This is the reference data. As you can see, the needle is short and it is placed in the skull phantom.


This is the second data (Maybe we can call it ‘test data’). As you can see, the needle is longer and it is also placed in the skull phantom.


This is the image where I show them together. One thing I need to mention is that: the CT C-arm is fixed and just does a rotating scan, and the phantom is also fixed, therefore no registration is performed. This may make the problem simpler and more accurate, since registration error may happen. As you can see, some artifects exist because the needle is made from metal.

So with these images, I would like to know how I can compute the tip position error and angle error between two needles? The shorter one is regarded as the reference.


Idea 1:

Do I need to do needle segmentation first? Then how the tip can be automatically detected and computed?


Idea 2:

Maybe I can draw out the two line segments mannually, but this may reduce the accuracy.


Does anyone have better idea? Thank you very much for your advice!

Manually specify a line markup that is aligned with needle takes less than one minute (one click near the tip in the 3D view, then click on the dropped point and adjust in slice views; then repeat this for another point along the needle shaft, as far as possible from the tip).
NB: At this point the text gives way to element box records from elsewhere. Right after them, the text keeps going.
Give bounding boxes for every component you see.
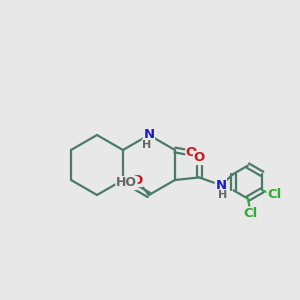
Text: Cl: Cl [244,207,258,220]
Text: HO: HO [116,176,137,190]
Text: H: H [142,140,152,150]
Text: H: H [218,190,227,200]
Text: O: O [194,152,205,164]
Text: Cl: Cl [267,188,281,201]
Text: N: N [143,128,155,142]
Text: N: N [215,178,226,192]
Text: O: O [131,173,142,187]
Text: O: O [186,146,197,160]
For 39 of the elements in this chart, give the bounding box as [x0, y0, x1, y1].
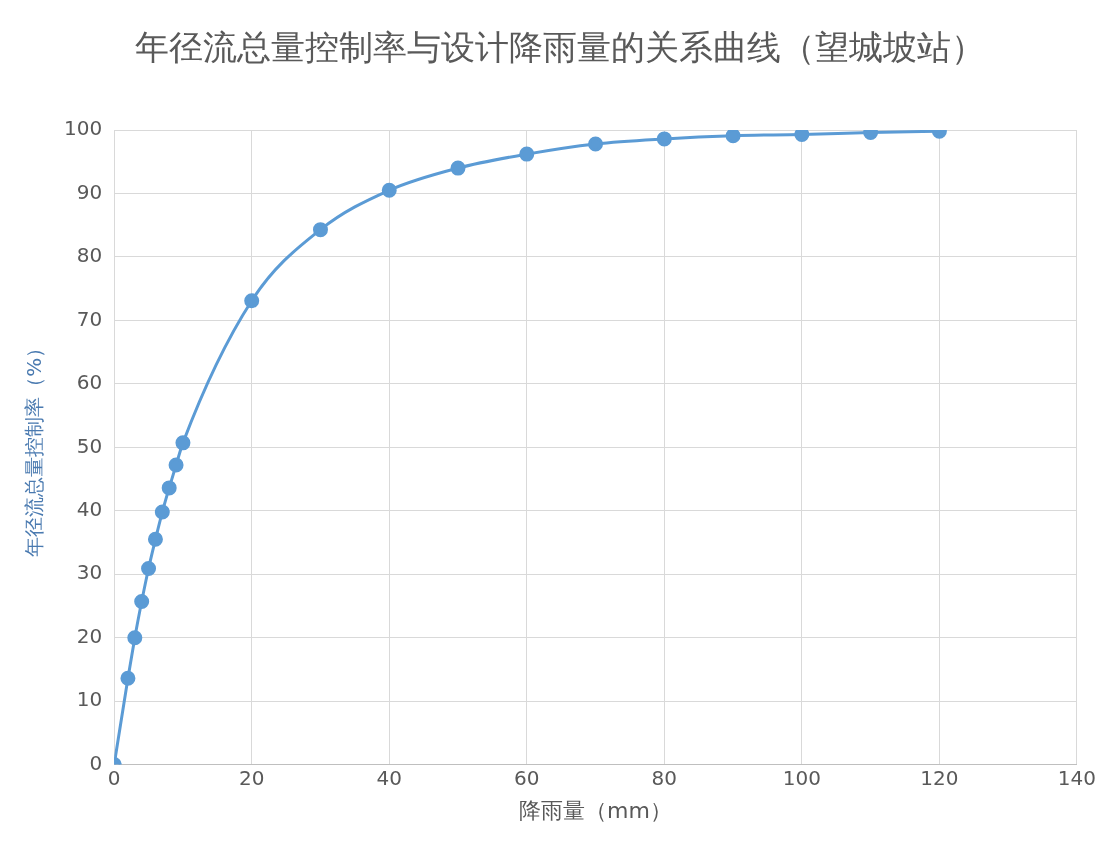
- point: [381, 182, 397, 198]
- point: [127, 630, 143, 646]
- point: [519, 146, 535, 162]
- y-tick-label: 50: [76, 433, 103, 458]
- y-tick-label: 10: [76, 687, 103, 712]
- point: [147, 531, 163, 547]
- y-tick-label: 70: [76, 306, 103, 331]
- y-tick-label: 100: [63, 116, 103, 141]
- x-tick-label: 60: [514, 765, 540, 790]
- y-tick-label: 90: [76, 179, 103, 204]
- y-tick-label: 20: [76, 623, 103, 648]
- x-tick-label: 100: [782, 765, 821, 790]
- point: [161, 480, 177, 496]
- y-tick-label: 80: [76, 243, 103, 268]
- x-tick-label: 140: [1057, 765, 1097, 790]
- point: [450, 160, 466, 176]
- x-tick-label: 80: [651, 765, 678, 790]
- chart-title: 年径流总量控制率与设计降雨量的关系曲线（望城坡站）: [134, 26, 986, 69]
- x-axis-title: 降雨量（mm）: [519, 797, 672, 823]
- x-tick-label: 120: [920, 765, 959, 790]
- point: [120, 670, 136, 686]
- point: [244, 293, 260, 309]
- y-axis-title: 年径流总量控制率（%）: [22, 337, 47, 557]
- x-tick-label: 20: [238, 765, 265, 790]
- point: [154, 504, 170, 520]
- point: [175, 435, 191, 451]
- point: [725, 130, 741, 144]
- point: [141, 561, 157, 577]
- x-tick-label: 40: [376, 765, 402, 790]
- point: [588, 136, 604, 152]
- x-tick-label: 0: [107, 765, 121, 790]
- y-tick-label: 30: [76, 560, 103, 585]
- point: [794, 130, 810, 142]
- point: [134, 594, 150, 610]
- point: [168, 457, 184, 473]
- point: [312, 222, 328, 238]
- y-tick-label: 40: [76, 496, 103, 521]
- point: [656, 131, 672, 147]
- y-tick-label: 60: [76, 370, 103, 395]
You could automate the process quite easily, as the needle has very high voxel value, a unique shape, and it is not connected to any other object. For example a fully automatic process could be the following: do thresholding, split islands to segments, then compute segment statistics; the needle will have relatively small volume and very elongated shape - there will be no other segments similar to it.However, since manual definition of the needle is so fast and simple, it might not worth the effort - only if you need to process thousands of cases or you use this intraoperatively and one minute is too long or you don’t have anyone in the operating room that could do the manual marking.